GRAIN DE MUSC, Paris.
Article by Denyse Beaulieu. September 2017.
Without Lenin, there would be no Chanel N°5.
The absurd thought occurred to me as I was reading China Miéville’s meticulously researched and brilliantly written October: The Story of the Russian Revolution. Conflating the Ten Days that Shook the World[i] with Ernest Beaux’s fifth proposal to Gabrielle Chanel may seem like a bit of a jump. But Beaux wouldn’t have immigrated to France if it hadn’t been for the Bolsheviks. And his contribution to perfumery was, if not an actual revolution, a definite game-changer (unlike the house’s latest offering).
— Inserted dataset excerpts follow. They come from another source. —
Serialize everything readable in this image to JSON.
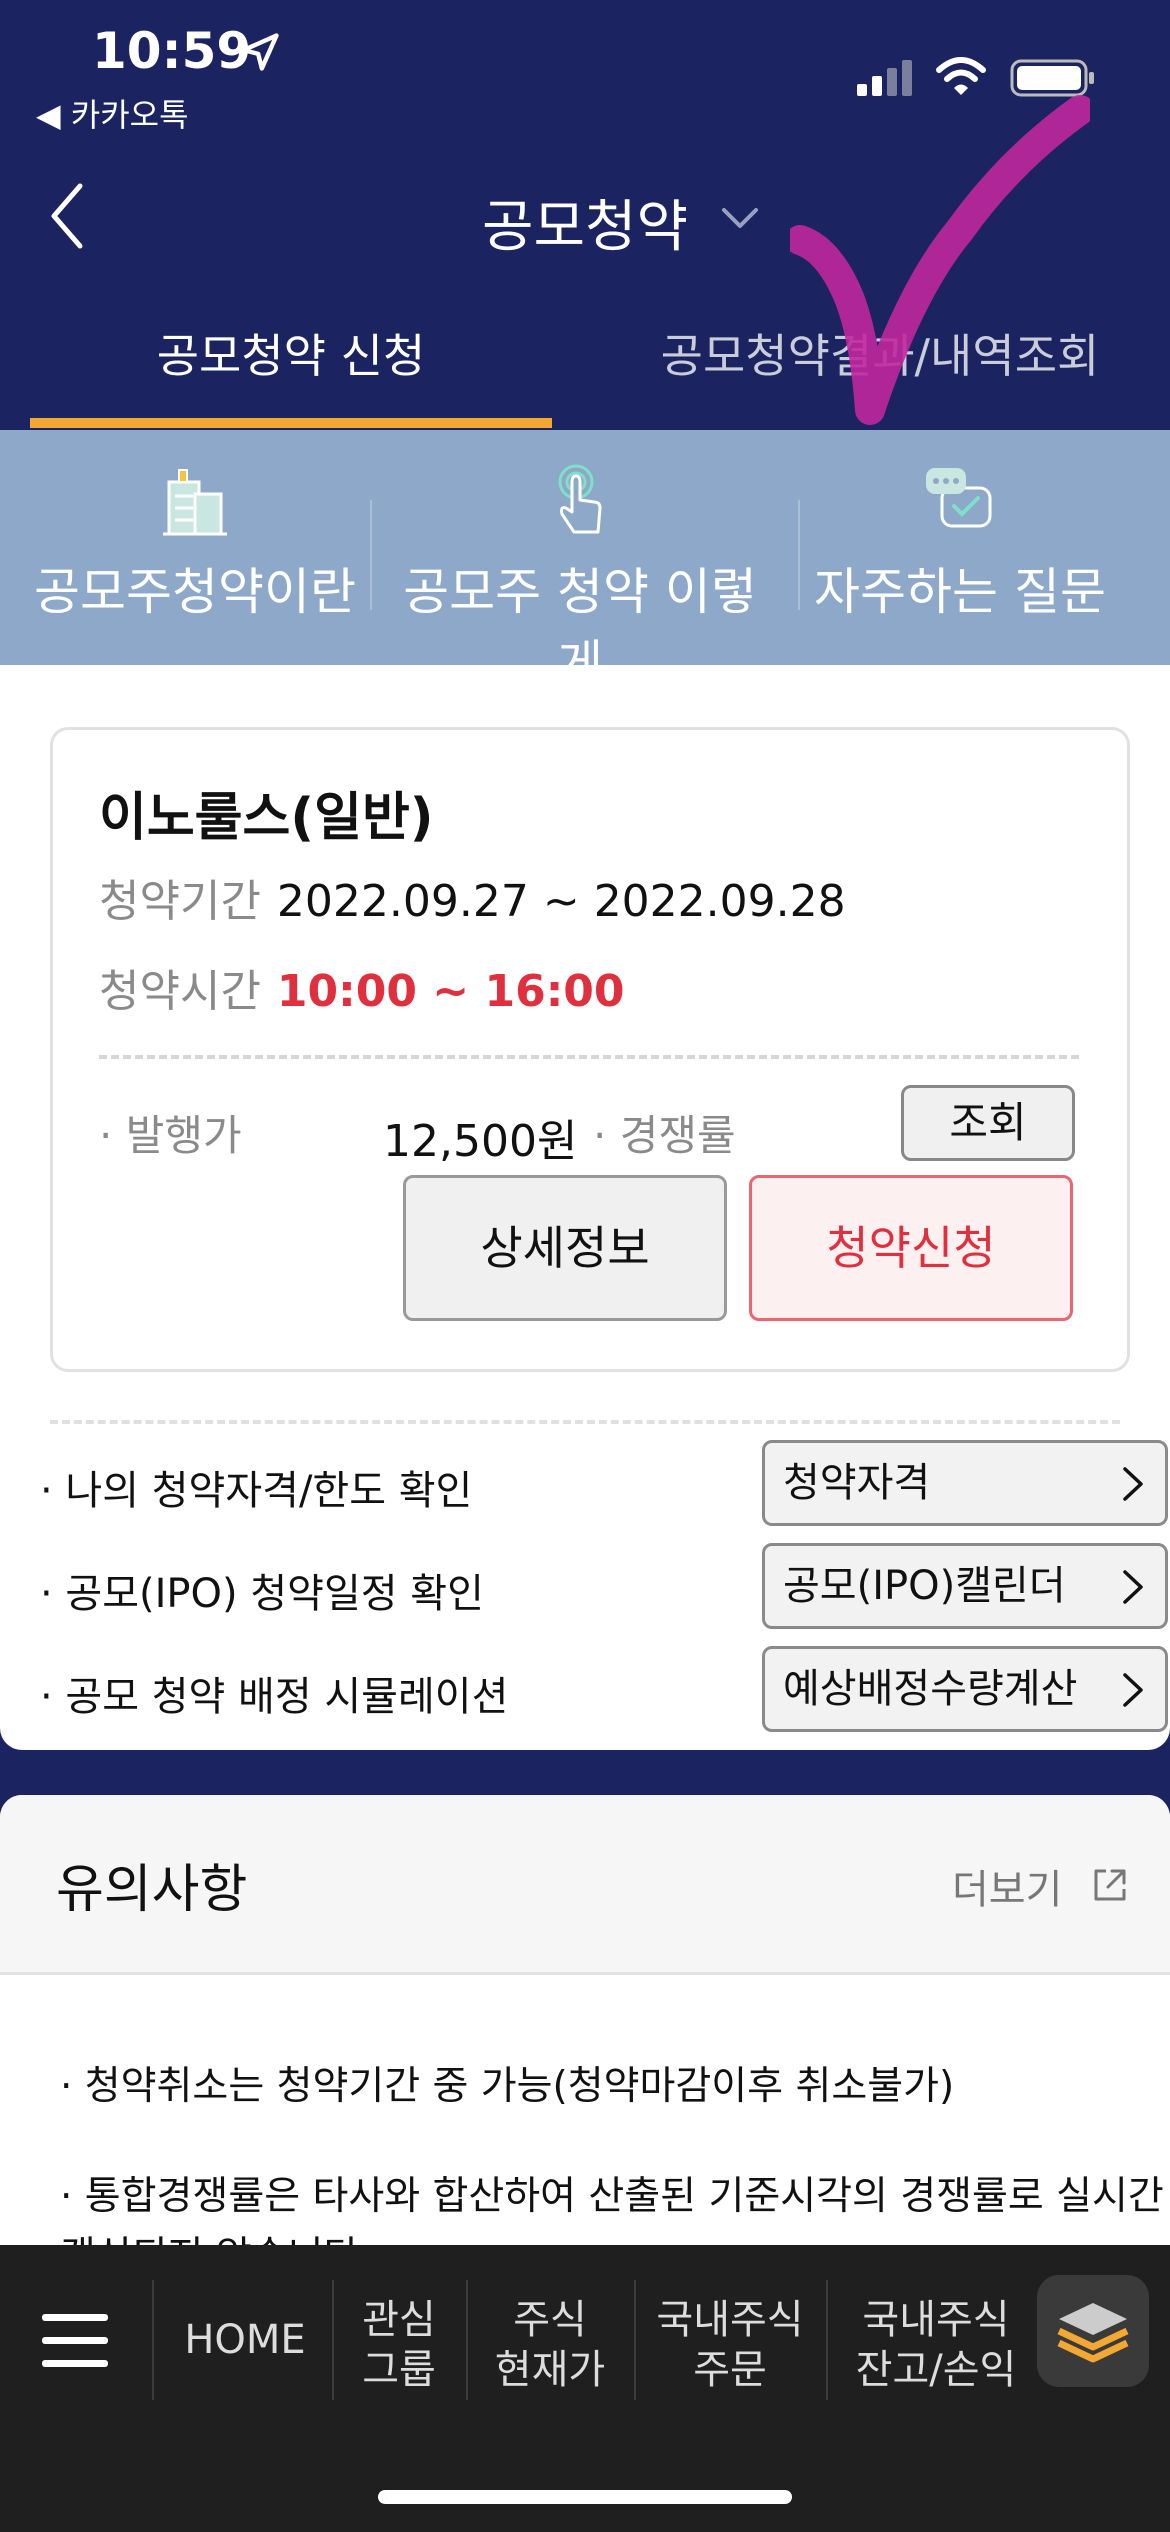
{
  "status": {
    "time": "10:59",
    "back_app": "◀ 카카오톡"
  },
  "header": {
    "title": "공모청약"
  },
  "tabs": [
    {
      "label": "공모청약 신청"
    },
    {
      "label": "공모청약결과/내역조회"
    }
  ],
  "quick_menu": [
    {
      "label": "공모주청약이란",
      "icon": "building-icon"
    },
    {
      "label": "공모주 청약 이렇게",
      "icon": "touch-icon"
    },
    {
      "label": "자주하는 질문",
      "icon": "chat-check-icon"
    }
  ],
  "card": {
    "name": "이노룰스(일반)",
    "period_label": "청약기간",
    "period_value": "2022.09.27 ~ 2022.09.28",
    "time_label": "청약시간",
    "time_value": "10:00 ~ 16:00",
    "issue_label": "· 발행가",
    "issue_value": "12,500원",
    "competition_label": "· 경쟁률",
    "query_button": "조회",
    "detail_button": "상세정보",
    "apply_button": "청약신청"
  },
  "links": [
    {
      "text": "· 나의 청약자격/한도 확인",
      "button": "청약자격"
    },
    {
      "text": "· 공모(IPO) 청약일정 확인",
      "button": "공모(IPO)캘린더"
    },
    {
      "text": "· 공모 청약 배정 시뮬레이션",
      "button": "예상배정수량계산"
    }
  ],
  "notice": {
    "title": "유의사항",
    "more": "더보기",
    "items": [
      "· 청약취소는 청약기간 중 가능(청약마감이후 취소불가)",
      "· 통합경쟁률은 타사와 합산하여 산출된 기준시각의 경쟁률로 실시간",
      "갱신되지 않습니다."
    ]
  },
  "bottom_nav": [
    {
      "label": "HOME"
    },
    {
      "label": "관심\n그룹"
    },
    {
      "label": "주식\n현재가"
    },
    {
      "label": "국내주식\n주문"
    },
    {
      "label": "국내주식\n잔고/손익"
    }
  ],
  "colors": {
    "navy": "#1b2460",
    "accent_orange": "#f2a833",
    "quick_bg": "#8da8c8",
    "red": "#e0303e",
    "check_magenta": "#c0279e"
  }
}
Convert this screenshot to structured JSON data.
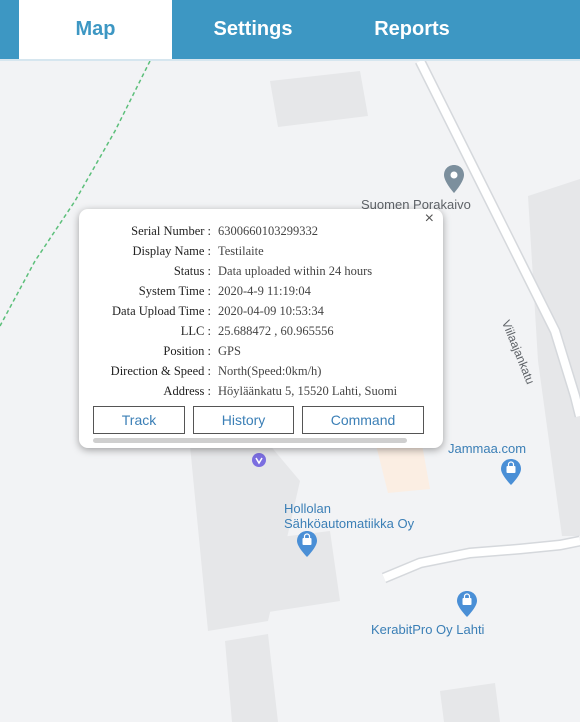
{
  "tabs": [
    {
      "label": "Map",
      "active": true
    },
    {
      "label": "Settings",
      "active": false
    },
    {
      "label": "Reports",
      "active": false
    }
  ],
  "map": {
    "pois": [
      {
        "label": "Suomen Porakaivo",
        "icon": "location-pin-icon"
      },
      {
        "label": "Jammaa.com",
        "icon": "shopping-bag-pin-icon"
      },
      {
        "label_line1": "Hollolan",
        "label_line2": "Sähköautomatiikka Oy",
        "icon": "shopping-bag-pin-icon"
      },
      {
        "label": "KerabitPro Oy Lahti",
        "icon": "shopping-bag-pin-icon"
      }
    ],
    "street": "Viilaajankatu",
    "vehicle_label": "Testilaite",
    "accent_color": "#3d97c3"
  },
  "popup": {
    "rows": [
      {
        "label": "Serial Number :",
        "value": "6300660103299332"
      },
      {
        "label": "Display Name :",
        "value": "Testilaite"
      },
      {
        "label": "Status :",
        "value": " Data uploaded within 24 hours"
      },
      {
        "label": "System Time :",
        "value": "2020-4-9 11:19:04"
      },
      {
        "label": "Data Upload Time :",
        "value": "2020-04-09 10:53:34"
      },
      {
        "label": "LLC :",
        "value": "25.688472 , 60.965556"
      },
      {
        "label": "Position :",
        "value": "GPS"
      },
      {
        "label": "Direction & Speed :",
        "value": "North(Speed:0km/h)"
      },
      {
        "label": "Address :",
        "value": "Höyläänkatu 5, 15520 Lahti, Suomi"
      }
    ],
    "buttons": {
      "track": "Track",
      "history": "History",
      "command": "Command"
    },
    "close_glyph": "×"
  }
}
Playing with blotters and vials might seem like strumming the balalaika while the world burns, drowns and quakes (has anybody else who grew up during the Cold War been having atomic mushroom nightmares again?). For what it’s worth, this fall I’ll salute the 100th anniversary of Red October with the ten scents that are shaking my world these days.
Nuit de Bakélite
by Isabelle Doyen for Naomi Goodsir
For all the delicate, poetic fragrances she composed for Annick Goutal, it’s easy to forget that Isabelle Doyen can also be a badass avant-gardist (as she demonstrates in her nearly impossible to find Les Nez creations). In Nuit de Bakélite, she turns the tuberose -- or rather, the “peduncle that connects the stem to the flower” -- into a mutant plant exuding radioactive sap; a scent-track for Day of the Triffids. Milky-thick at the heart, day-glo green at the edges with an opalescent splash of iris, this non-linear composition has one of the most distinctive signatures I’ve smelled of late.